Hallo, ich brauche mal eure Hilfe. Ich finde im Netz nicht wie man die Spannungen am U555 der Reihenfolge nach anlegt beim Lesen und auch beim Brennen. Zwar sind einige gute Beiträge zu finden aber eben nichts über die genaue Beschaltung. Danke Jürgen
-5 V sollen immer zuerst anliegen, der Rest ist egal. Da die Last an -5 V in der Regel nur sehr gering ist, ergab sich das auch ohne explizite power sequencer eigentlich immer von allein. Ich habe weder in meinem "Hand-EPROMmer" noch später in meinem Z80-PC da irgendwelche gesonderten Vorkehrungen getroffen, und mir ist nie deshalb ein U555 gestorben. Der internationale Vergleichstyp ist übrigens der 2708, dafür solltest du hinreichend viel Doku finden.

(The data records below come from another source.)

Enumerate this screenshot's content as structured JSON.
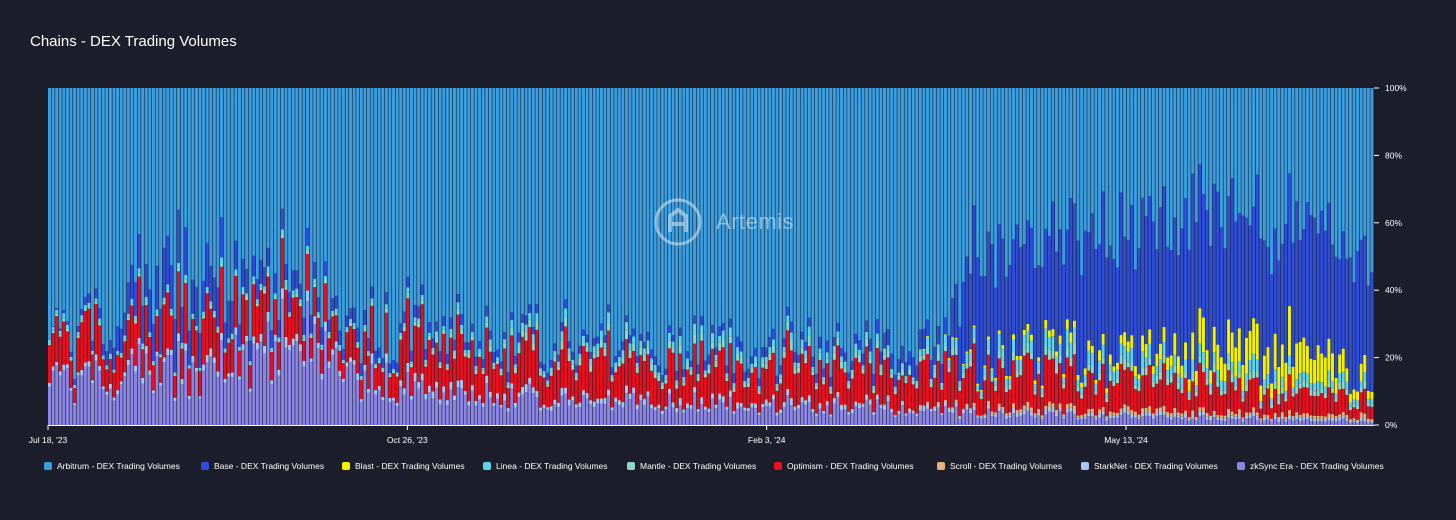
{
  "chart_data": {
    "type": "bar",
    "stacked": true,
    "normalized": true,
    "title": "Chains - DEX Trading Volumes",
    "x_ticks": [
      "Jul 18, '23",
      "Oct 26, '23",
      "Feb 3, '24",
      "May 13, '24"
    ],
    "y_ticks": [
      "0%",
      "20%",
      "40%",
      "60%",
      "80%",
      "100%"
    ],
    "ylim": [
      0,
      100
    ],
    "x_range": [
      "2023-07-18",
      "2024-07-21"
    ],
    "n_bars": 370,
    "series": [
      {
        "name": "zkSync Era - DEX Trading Volumes",
        "color": "#8b86e6"
      },
      {
        "name": "StarkNet - DEX Trading Volumes",
        "color": "#a9c4f5"
      },
      {
        "name": "Scroll - DEX Trading Volumes",
        "color": "#e8b27a"
      },
      {
        "name": "Optimism - DEX Trading Volumes",
        "color": "#e8101e"
      },
      {
        "name": "Mantle - DEX Trading Volumes",
        "color": "#8fd6c6"
      },
      {
        "name": "Linea - DEX Trading Volumes",
        "color": "#5fd3ec"
      },
      {
        "name": "Blast - DEX Trading Volumes",
        "color": "#f2f200"
      },
      {
        "name": "Base - DEX Trading Volumes",
        "color": "#2e4ed9"
      },
      {
        "name": "Arbitrum - DEX Trading Volumes",
        "color": "#3a9fe0"
      }
    ],
    "approx_share_percent": {
      "note": "Key points (date -> percent): piecewise trend of each series",
      "zkSync Era - DEX Trading Volumes": [
        [
          "2023-07-18",
          11
        ],
        [
          "2023-09-05",
          18
        ],
        [
          "2023-10-01",
          24
        ],
        [
          "2023-10-25",
          9
        ],
        [
          "2023-12-20",
          7
        ],
        [
          "2024-01-15",
          6
        ],
        [
          "2024-03-15",
          5
        ],
        [
          "2024-04-01",
          3
        ],
        [
          "2024-07-21",
          1
        ]
      ],
      "StarkNet - DEX Trading Volumes": [
        [
          "2023-07-18",
          1
        ],
        [
          "2023-10-01",
          2
        ],
        [
          "2023-12-20",
          1.5
        ],
        [
          "2024-04-01",
          1
        ],
        [
          "2024-07-21",
          0.8
        ]
      ],
      "Scroll - DEX Trading Volumes": [
        [
          "2023-07-18",
          0
        ],
        [
          "2023-10-25",
          0
        ],
        [
          "2024-03-25",
          0.3
        ],
        [
          "2024-04-15",
          1
        ],
        [
          "2024-07-21",
          1
        ]
      ],
      "Optimism - DEX Trading Volumes": [
        [
          "2023-07-18",
          9
        ],
        [
          "2023-09-05",
          12
        ],
        [
          "2023-10-01",
          8
        ],
        [
          "2023-10-25",
          12
        ],
        [
          "2024-01-15",
          11
        ],
        [
          "2024-03-15",
          10
        ],
        [
          "2024-04-15",
          10
        ],
        [
          "2024-06-01",
          8
        ],
        [
          "2024-07-21",
          5
        ]
      ],
      "Mantle - DEX Trading Volumes": [
        [
          "2023-07-18",
          0.5
        ],
        [
          "2023-10-25",
          1
        ],
        [
          "2023-12-20",
          2
        ],
        [
          "2024-03-15",
          1.5
        ],
        [
          "2024-05-01",
          2
        ],
        [
          "2024-07-21",
          1.5
        ]
      ],
      "Linea - DEX Trading Volumes": [
        [
          "2023-07-18",
          1
        ],
        [
          "2023-10-25",
          1
        ],
        [
          "2023-12-20",
          2
        ],
        [
          "2024-03-15",
          1.5
        ],
        [
          "2024-04-15",
          3
        ],
        [
          "2024-06-01",
          3
        ],
        [
          "2024-07-21",
          2
        ]
      ],
      "Blast - DEX Trading Volumes": [
        [
          "2023-07-18",
          0
        ],
        [
          "2024-03-01",
          0
        ],
        [
          "2024-04-01",
          0.5
        ],
        [
          "2024-05-20",
          3
        ],
        [
          "2024-06-10",
          8
        ],
        [
          "2024-07-01",
          10
        ],
        [
          "2024-07-21",
          3
        ]
      ],
      "Base - DEX Trading Volumes": [
        [
          "2023-07-18",
          0
        ],
        [
          "2023-08-01",
          3
        ],
        [
          "2023-08-20",
          14
        ],
        [
          "2023-09-20",
          5
        ],
        [
          "2023-10-25",
          3
        ],
        [
          "2023-12-20",
          2
        ],
        [
          "2024-03-01",
          3
        ],
        [
          "2024-03-25",
          6
        ],
        [
          "2024-04-01",
          30
        ],
        [
          "2024-05-01",
          33
        ],
        [
          "2024-06-01",
          38
        ],
        [
          "2024-07-21",
          33
        ]
      ],
      "Arbitrum - DEX Trading Volumes": "remainder to 100%"
    },
    "colors": {
      "background": "#1c1f2b",
      "text": "#ffffff",
      "axis": "#ffffff"
    }
  },
  "watermark": {
    "text": "Artemis"
  },
  "legend": {
    "items": [
      {
        "label": "Arbitrum - DEX Trading Volumes",
        "color": "#3a9fe0"
      },
      {
        "label": "Base - DEX Trading Volumes",
        "color": "#2e4ed9"
      },
      {
        "label": "Blast - DEX Trading Volumes",
        "color": "#f2f200"
      },
      {
        "label": "Linea - DEX Trading Volumes",
        "color": "#5fd3ec"
      },
      {
        "label": "Mantle - DEX Trading Volumes",
        "color": "#8fd6c6"
      },
      {
        "label": "Optimism - DEX Trading Volumes",
        "color": "#e8101e"
      },
      {
        "label": "Scroll - DEX Trading Volumes",
        "color": "#e8b27a"
      },
      {
        "label": "StarkNet - DEX Trading Volumes",
        "color": "#a9c4f5"
      },
      {
        "label": "zkSync Era - DEX Trading Volumes",
        "color": "#8b86e6"
      }
    ]
  }
}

Wenn nichts drin steht wirds nicht wichtig sein. Ich habe die früher einfach benutzt. Keine Ahnung und mit welcher Geschwindigkeit die einzelnen Spannungen aus dem rein analogen Netzteil ankamen. Auch Ausfall einzelner Spannungen hat denen nichts ausgemacht, kann mich zumindest nicht dran erinnern (und da es kleine Schätze waren würde ich mich erinnern). Nur falsch herum einsetzen mochten sie gar nicht, ist mir nur ein Mal passiert :-)

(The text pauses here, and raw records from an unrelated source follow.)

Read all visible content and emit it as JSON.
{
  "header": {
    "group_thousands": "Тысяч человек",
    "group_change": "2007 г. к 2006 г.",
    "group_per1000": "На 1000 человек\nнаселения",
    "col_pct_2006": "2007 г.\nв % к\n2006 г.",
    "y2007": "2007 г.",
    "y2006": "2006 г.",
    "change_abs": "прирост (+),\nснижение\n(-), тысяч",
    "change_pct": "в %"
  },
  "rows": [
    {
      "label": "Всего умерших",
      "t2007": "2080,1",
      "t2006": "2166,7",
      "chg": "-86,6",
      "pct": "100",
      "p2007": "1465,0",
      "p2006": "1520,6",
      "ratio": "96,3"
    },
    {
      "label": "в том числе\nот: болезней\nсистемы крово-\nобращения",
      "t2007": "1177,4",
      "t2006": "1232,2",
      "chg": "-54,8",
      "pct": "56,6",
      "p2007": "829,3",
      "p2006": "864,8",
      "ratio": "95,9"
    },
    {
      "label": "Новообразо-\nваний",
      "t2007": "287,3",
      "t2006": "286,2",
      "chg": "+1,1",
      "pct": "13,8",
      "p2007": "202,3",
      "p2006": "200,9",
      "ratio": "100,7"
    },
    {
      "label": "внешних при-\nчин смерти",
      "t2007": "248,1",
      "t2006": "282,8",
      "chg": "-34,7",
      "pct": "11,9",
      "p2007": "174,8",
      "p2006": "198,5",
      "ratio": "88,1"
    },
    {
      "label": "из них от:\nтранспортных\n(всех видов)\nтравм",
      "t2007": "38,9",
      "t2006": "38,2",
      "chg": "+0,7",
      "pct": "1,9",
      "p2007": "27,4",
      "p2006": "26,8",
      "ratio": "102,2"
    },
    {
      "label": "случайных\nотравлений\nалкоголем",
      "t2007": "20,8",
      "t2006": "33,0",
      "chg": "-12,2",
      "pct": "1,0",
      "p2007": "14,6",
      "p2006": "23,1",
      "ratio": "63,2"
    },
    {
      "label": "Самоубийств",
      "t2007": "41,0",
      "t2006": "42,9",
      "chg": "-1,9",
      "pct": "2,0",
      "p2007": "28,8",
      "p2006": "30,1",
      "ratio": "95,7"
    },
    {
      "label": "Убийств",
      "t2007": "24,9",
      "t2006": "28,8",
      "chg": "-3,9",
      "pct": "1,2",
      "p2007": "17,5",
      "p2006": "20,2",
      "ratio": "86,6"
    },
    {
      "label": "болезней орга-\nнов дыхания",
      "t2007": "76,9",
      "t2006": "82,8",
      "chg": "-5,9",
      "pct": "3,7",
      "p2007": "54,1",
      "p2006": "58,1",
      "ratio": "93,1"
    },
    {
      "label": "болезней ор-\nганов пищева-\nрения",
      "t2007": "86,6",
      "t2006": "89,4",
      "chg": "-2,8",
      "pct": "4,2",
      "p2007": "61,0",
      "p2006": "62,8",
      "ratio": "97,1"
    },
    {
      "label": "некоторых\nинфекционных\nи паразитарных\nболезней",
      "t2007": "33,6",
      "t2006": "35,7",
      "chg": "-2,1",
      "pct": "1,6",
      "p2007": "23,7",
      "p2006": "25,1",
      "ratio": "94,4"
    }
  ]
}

Danke Jörg, warum aber gerade die negative Spannung? Ist gegen mein eigentliches Verständnis von der Materie. Aber es wird schon seinen Sinn haben. Dann suche ich mal nach dem 2708. Schönen Arbeitstag noch Jürgen
nur Gast schrieb: > Danke Jörg, warum aber gerade die negative Spannung? Warum weiß ich auch nicht. Ist halt die Substratvorspannung (Vbb, "b" für "bulk"), vermutlich wird die gebraucht, damit die FETs gut genug sperren können und nicht insgesamt zu viel Strom ziehen. Solange der zeitliche Abstand relativ kurz ist, spielt es wohl keine Rolle. Ich erinnere mich an irgendwas im Millisekundenbereich, dann darf auch Vbb sogar etwas später anliegen als die anderen. Wenn man sie manuell sequenziell zuschaltet, soll Vbb aber immer als erstes da sein.

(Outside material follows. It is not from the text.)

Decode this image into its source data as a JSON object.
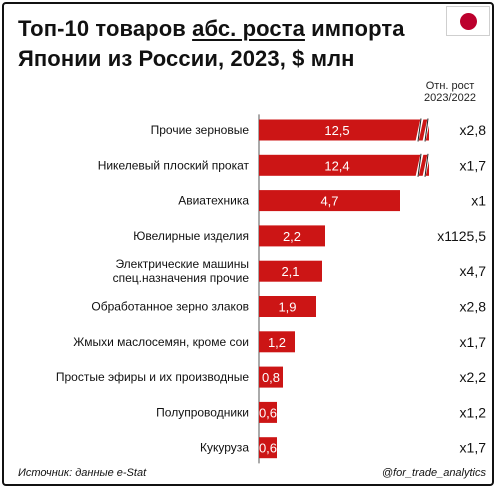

Hallo, H.Joachim S. schrieb: > Wenn nichts drin steht wirds nicht wichtig sein. > Ich habe die früher einfach benutzt. Keine Ahnung und mit welcher > Geschwindigkeit die einzelnen Spannungen aus dem rein analogen Netzteil > ankamen. Auch Ausfall einzelner Spannungen hat denen nichts ausgemacht, > kann mich zumindest nicht dran erinnern (und da es kleine Schätze waren > würde ich mich erinnern). > Nur falsch herum einsetzen mochten sie gar nicht, ist mir nur ein Mal > passiert :-) Mir ist auch keiner gestorben, am Anfang 2708, dann die russischen, wenige U555. Ein 2708 mit vertauschter -5V/+12V bekam leuchtende Bonddrähte, ich eine Brandblase. Er spielte nach richtigem Anschluß aber immernoch?!? @nur Gast: -5V dürfte die Substrat-Vorspannung der alten Technologie sein. Ohne diese leiten diverse parasitäre Strukturen, sorgt dann sicher für wohlige Wärme. Gruß aus Berlin Michael
Michael U. schrieb: > @nur Gast: -5V dürfte die Substrat-Vorspannung der alten Technologie > sein. Ohne diese leiten diverse parasitäre Strukturen, sorgt dann sicher > für wohlige Wärme. So ist es. Der untere Bereich des Wafers muss quasi als große Diode in Sperrichtung wirken um die einzelnen Strukturen voneinander zu isolieren. Heutzutage macht man das durch ionen-implantierte Dotierung. Ohne die Substratspannung steigen die Leckströme deutlich an, was zur Zerstörung des Bauteils führen kann (aber nicht muss). Die alten MK4116 DRAMs sind da etwas empfindlich. EPROMs weniger, die müssen beim Programmieren ja ohnehin einiges an Leistung abführen.